All those times you said

I’m nothing without you

The sad part is

I believed it too

“I don’t know,” she said, her shoulders hunched defensively. “Just . . . things.”

Then I left and

What do you know

I made it on

My very own

“Tania,” I said, still keeping my voice neutral, “did Gary hit you?”

“Oh,” Tania said, in dismay. “Oh no. Not again.”

I looked down and saw that blood was welling from her toe. She’d peeled off the nail polish and in doing so had ripped part of the nail. Her face crumpled.

“I don’t want to get blood on their furry thing,” she said, tears flowing down her face.

“Don’t worry,” I said, though my heart had begun to race. She’d ripped part of her own toenail off, right in front of me, when I’d asked if Gary ever hit her. “Here, I have a Band-Aid.”

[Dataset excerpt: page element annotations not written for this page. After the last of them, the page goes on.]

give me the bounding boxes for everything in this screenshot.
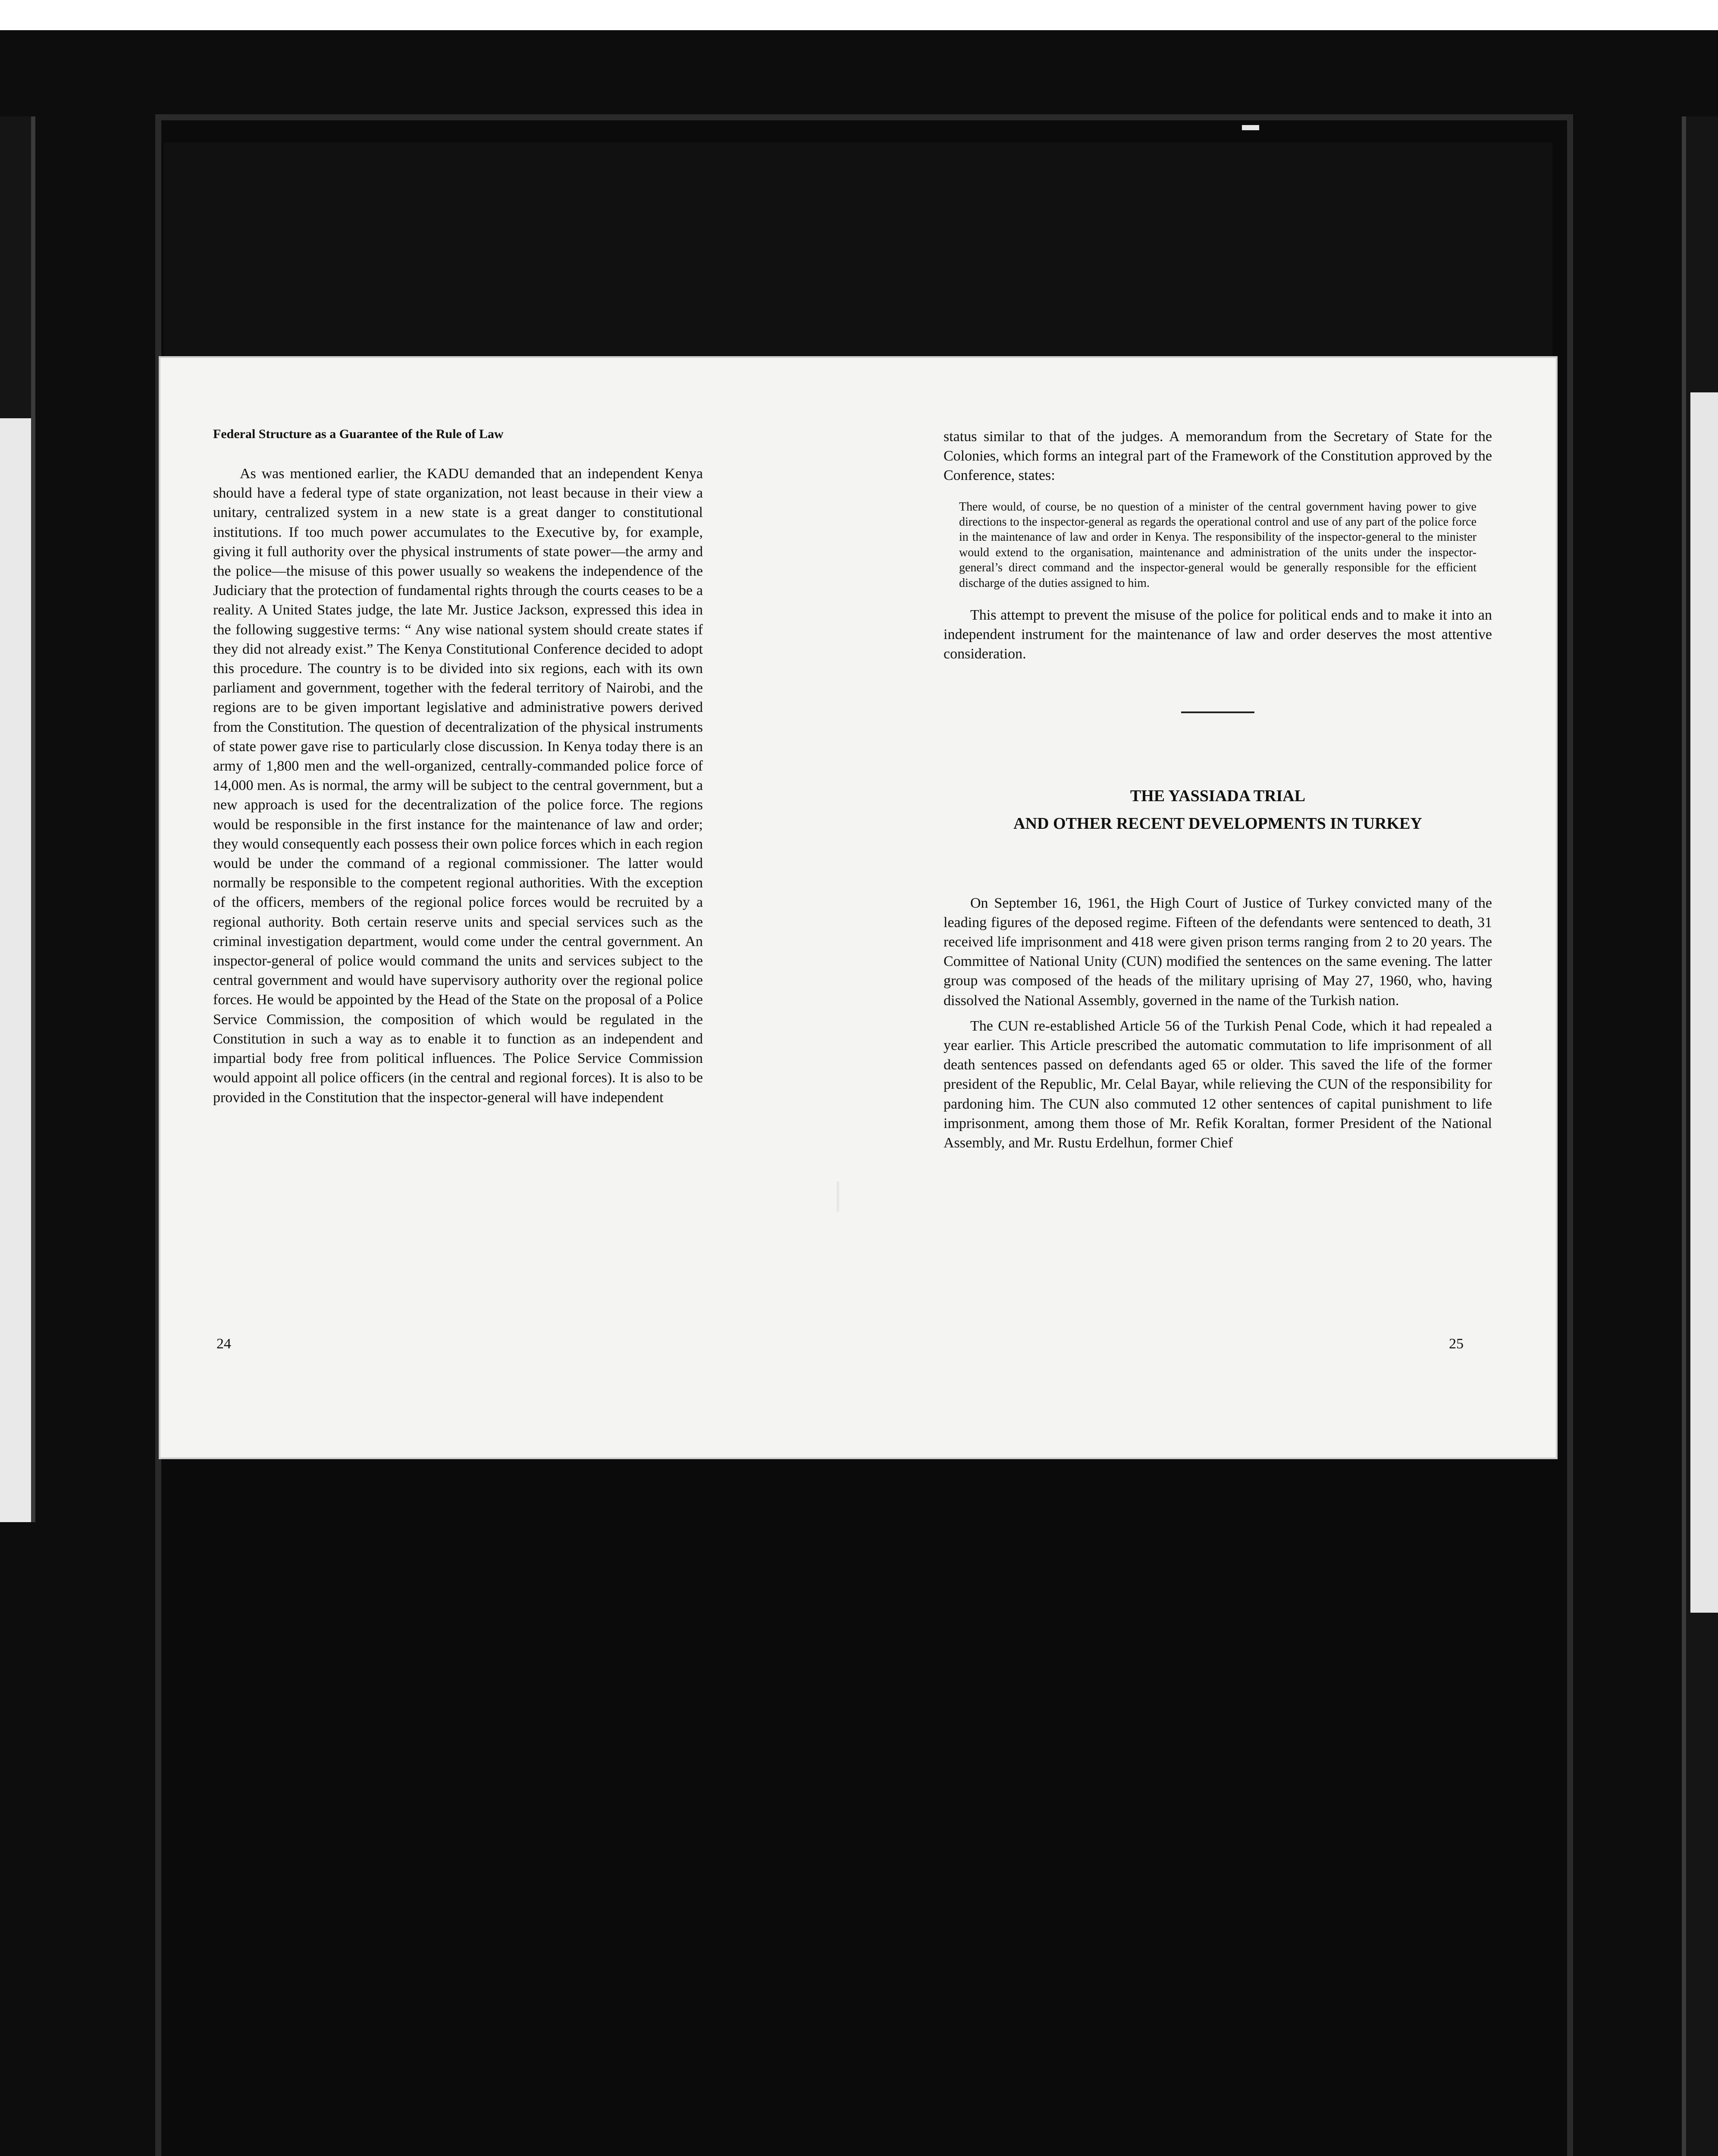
- book-spread: [160, 358, 1556, 1457]
- film-speck: [837, 1181, 839, 1212]
- film-speck: [1242, 125, 1259, 130]
- left-page-column: [213, 427, 703, 1107]
- left-page-number: 24: [216, 1336, 231, 1352]
- right-frame-edge: [1690, 392, 1718, 1613]
- section-title-line-1: THE YASSIADA TRIAL: [1130, 787, 1306, 805]
- right-page-number: 25: [1449, 1336, 1464, 1352]
- right-adjacent-frame: [1682, 116, 1718, 2156]
- section-title-line-2: AND OTHER RECENT DEVELOPMENTS IN TURKEY: [1013, 814, 1422, 833]
- yassiada-paragraph-2: The CUN re-established Article 56 of the Turkish Penal Code, which it had repealed a year earlier. This Article prescribed the automatic commutation to life imprisonment of all death sentences passed on defendants aged 65 or older. This saved the life of the former president of the Republic, Mr. Celal Bayar, while relieving the CUN of the responsibility for pardoning him. The CUN also commuted 12 other sentences of capital punishment to life imprisonment, among them those of Mr. Refik Koraltan, former President of the National Assembly, and Mr. Rustu Erdelhun, former Chief: [944, 1018, 1492, 1151]
- section-title: [944, 782, 1492, 837]
- yassiada-paragraph-1: On September 16, 1961, the High Court of Justice of Turkey convicted many of the leading figures of the deposed regime. Fifteen of the defendants were sentenced to death, 31 received life imprisonment and 418 were given prison terms ranging from 2 to 20 years. The Committee of National Unity (CUN) modified the sentences on the same evening. The latter group was composed of the heads of the military uprising of May 27, 1960, who, having dissolved the National Assembly, governed in the name of the Turkish nation.: [944, 895, 1492, 1009]
- right-page-intro: status similar to that of the judges. A memorandum from the Secretary of State for the Colonies, which forms an integral part of the Framework of the Constitution approved by the Conference, states:: [944, 429, 1492, 484]
- memorandum-quote: There would, of course, be no question of a minister of the central government having power to give directions to the inspector-general as regards the operational control and use of any part of the police force in the maintenance of law and order in Kenya. The responsibility of the inspector-general to the minister would extend to the organisation, maintenance and administration of the units under the inspector-general’s direct command and the inspector-general would be generally responsible for the efficient discharge of the duties assigned to him.: [959, 500, 1477, 590]
- section-divider: [1181, 711, 1254, 713]
- frame-top-margin: [164, 142, 1552, 358]
- left-adjacent-frame: [0, 116, 35, 1522]
- left-page-paragraph: As was mentioned earlier, the KADU demanded that an independent Kenya should have a federal type of state organization, not least because in their view a unitary, centralized system in a new state is a great danger to constitutional institutions. If too much power accumulates to the Executive by, for example, giving it full authority over the physical instruments of state power—the army and the police—the misuse of this power usually so weakens the independence of the Judiciary that the protection of fundamental rights through the courts ceases to be a reality. A United States judge, the late Mr. Justice Jackson, expressed this idea in the following suggestive terms: “ Any wise national system should create states if they did not already exist.” The Kenya Constitutional Conference decided to adopt this procedure. The country is to be divided into six regions, each with its own parliament and government, together with the federal territory of Nairobi, and the regions are to be given important legislative and administrative powers derived from the Constitution. The question of decentralization of the physical instruments of state power gave rise to particularly close discussion. In Kenya today there is an army of 1,800 men and the well-organized, centrally-commanded police force of 14,000 men. As is normal, the army will be subject to the central government, but a new approach is used for the decentralization of the police force. The regions would be responsible in the first instance for the maintenance of law and order; they would consequently each possess their own police forces which in each region would be under the command of a regional commissioner. The latter would normally be responsible to the competent regional authorities. With the exception of the officers, members of the regional police forces would be recruited by a regional authority. Both certain reserve units and special services such as the criminal investigation department, would come under the central government. An inspector-general of police would command the units and services subject to the central government and would have supervisory authority over the regional police forces. He would be appointed by the Head of the State on the proposal of a Police Service Commission, the composition of which would be regulated in the Constitution in such a way as to enable it to function as an independent and impartial body free from political influences. The Police Service Commission would appoint all police officers (in the central and regional forces). It is also to be provided in the Constitution that the inspector-general will have independent: [213, 466, 703, 1106]
- left-page-heading: Federal Structure as a Guarantee of the Rule of Law: [213, 427, 504, 441]
- left-frame-edge: [0, 418, 31, 1522]
- right-page-column: [944, 427, 1492, 1153]
- right-page-after-quote: This attempt to prevent the misuse of the police for political ends and to make it into an independent instrument for the maintenance of law and order deserves the most attentive consideration.: [944, 607, 1492, 662]
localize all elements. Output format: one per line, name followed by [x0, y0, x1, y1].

My fingers shaking, I reached for my purse. I had tucked a handful of adhesive bandages into it before leaving home in anticipation of the blisters I was going to get from my high heels . . . although truthfully, I nearly always had a Band-Aid or two with me. It was another symptom of the hypervigilance from which I suffered, working in Death Dorm. Though how a Band-Aid would have helped Jared today, I don’t know. I didn’t know how it was going to help Tania, either. I knew only I had to try.